I have a Vacancy
node, which is related to Country
(Country
also has the label Requirable
):
(v:Vacancy)-[:WORK_PERMIT_IN]-(:Country)
Also, Vacancy
has a denormalized property workCountryIds
that contains all the IDs of Country.
Could you please suggest which approach is best to use in Neo4j for WHERE predicates in terms of performance with large datasets:
MATCH ( v:Vacancy )
WHERE ( coalesce(size(v.workCountryIds), 0) <= 0 OR exists { MATCH (v)-[:WORK_PERMIT_IN]-(req3:Requirable) WHERE req3.id IN [11, 12, 13]} )
RETURN v
or
MATCH ( v:Vacancy )
WHERE ( NOT exists { MATCH (v)-[:WORK_PERMIT_IN]-(:Country)} OR exists { MATCH (v)-[:WORK_PERMIT_IN]-(req3:Requirable) WHERE req3.id IN [11, 12, 13]} )
RETURN v
In the first case, I use:
coalesce(size(v.workCountryIds), 0) <= 0
In the second:
NOT exists { MATCH (v)-[:WORK_PERMIT_IN]-(:Country)}
Which of these two approaches is better to use in terms of performance?
[UPDATED]
Your second case has to follow WORK_PERMIT_IN
relationships from every Vacancy
to check that there are no Country
nodes on the other end (and in the worst case, it has to check every Country
node connected in that way).
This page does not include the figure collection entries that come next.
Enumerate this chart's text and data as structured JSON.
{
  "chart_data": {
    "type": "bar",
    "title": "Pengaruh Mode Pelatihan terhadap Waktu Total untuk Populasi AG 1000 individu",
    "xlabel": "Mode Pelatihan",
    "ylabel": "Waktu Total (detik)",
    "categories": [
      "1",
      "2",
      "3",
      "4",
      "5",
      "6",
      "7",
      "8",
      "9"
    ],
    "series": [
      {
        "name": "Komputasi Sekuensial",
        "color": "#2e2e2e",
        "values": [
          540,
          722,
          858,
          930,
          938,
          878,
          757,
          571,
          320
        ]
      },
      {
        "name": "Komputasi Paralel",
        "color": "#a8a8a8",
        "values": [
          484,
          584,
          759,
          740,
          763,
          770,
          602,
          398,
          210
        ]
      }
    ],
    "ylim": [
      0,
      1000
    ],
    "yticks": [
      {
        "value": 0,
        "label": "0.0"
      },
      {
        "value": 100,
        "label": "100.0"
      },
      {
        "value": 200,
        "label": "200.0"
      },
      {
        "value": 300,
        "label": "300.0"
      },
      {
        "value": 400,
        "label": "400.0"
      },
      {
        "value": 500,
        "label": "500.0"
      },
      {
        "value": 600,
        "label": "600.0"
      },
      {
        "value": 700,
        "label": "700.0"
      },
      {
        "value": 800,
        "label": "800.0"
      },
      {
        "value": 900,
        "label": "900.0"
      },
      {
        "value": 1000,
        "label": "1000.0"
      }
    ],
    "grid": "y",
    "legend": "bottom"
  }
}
But your first case only has to look at one property of each Vacancy
node (ignoring the relationships entirely), so it would be faster. [Note: if WORK_PERMIT_IN
relationships always connect Vacancy
nodes to Country
nodes, then your second case could be made faster by changing (:Country)
to just ()
, and you should also make the relationship pattern directional. But even with these tweaks the second case would be slower.]
However, there is actually another performance issue, and it exists in both of your cases. I will illustrate with your first case, since that is already faster. Here is your first case (reformatted for readability):
MATCH (v:Vacancy)
WHERE
// (a)
COALESCE(SIZE(v.workCountryIds), 0) <= 0 OR
// (b)
EXISTS {
MATCH (v)-[:WORK_PERMIT_IN]-(req3:Requirable)
WHERE req3.id IN [11, 12, 13]
}
RETURN v
You are returning vacancies that are either: (a) not connected to any Country
, or (b) connected to a few desired Requirable
nodes. Your implementation of (b) is inefficient because it executes MATCH (v)-[:WORK_PERMIT_IN]-(req3:Requirable)
for every v
that fails the (a) test, which presumably is the case for most v
s. And, assuming that there are many Requirable
ids, it is very wasteful to perform that MATCH
on almost every v
instead of just the vacancies connected to the 3 desired Requirable
nodes.
The following query should be much more efficient (and does not even require your denormalized workCountryIds
property!). It assumes that WORK_PERMIT_IN
relationships always connect Vacancy
nodes to Country
nodes.
// (a)
MATCH (v1:Vacancy)
WHERE NOT (v1)-[:WORK_PERMIT_IN]->()
WITH COLLECT(v1) AS v1List
// (b)
MATCH (v2)-[:WORK_PERMIT_IN]->(req:Requirable)
WHERE req.id IN [11, 12, 13] AND NOT v2 IN v1List
WITH v1List, COLLECT(DISTINCT v2) AS v2List
// Return combined (a) and (b) results
RETURN v1List + v2List AS v
Here is an explanation of the new (a) code. Since (v)-[:WORK_PERMIT_IN]->()
is a relationship pattern that contains only one bound node (v
) and the relationship type (WORK_PERMIT_IN
), without any other information: neo4j will use the very efficient getDegree()
operation to use a cached relationship count without actually needing get any relationships at all. This is very fast. (This syntax is also a shorthand way to test for existence without using EXISTS
.)
COLLECT
, but slowerYou can COLLECT
Vacancy node native ids (or elementIds) instead of the nodes themselves, and then at the end return the actual nodes one at a time. This will use up less memory per node, but can still run out of memory if an enormous number of result nodes are found.
MATCH (v1:Vacancy)
WHERE NOT (v1)-[:WORK_PERMIT_IN]->()
WITH COLLECT(ID(v1)) AS id1List
MATCH (v2)-[:WORK_PERMIT_IN]->(req:Requirable)
WHERE req.id IN [11, 12, 13] AND NOT ID(v2) IN id1List
WITH id1List, COLLECT(DISTINCT ID(v2)) AS id2List
UNWIND id1List + id2List AS id
MATCH (v) WHERE ID(v) = id
RETURN v
Alternatively, you can use run your query in batches using the APOC library. For example, the apoc.periodic.iterate procedure. There are other StackOverflow questions about this approach.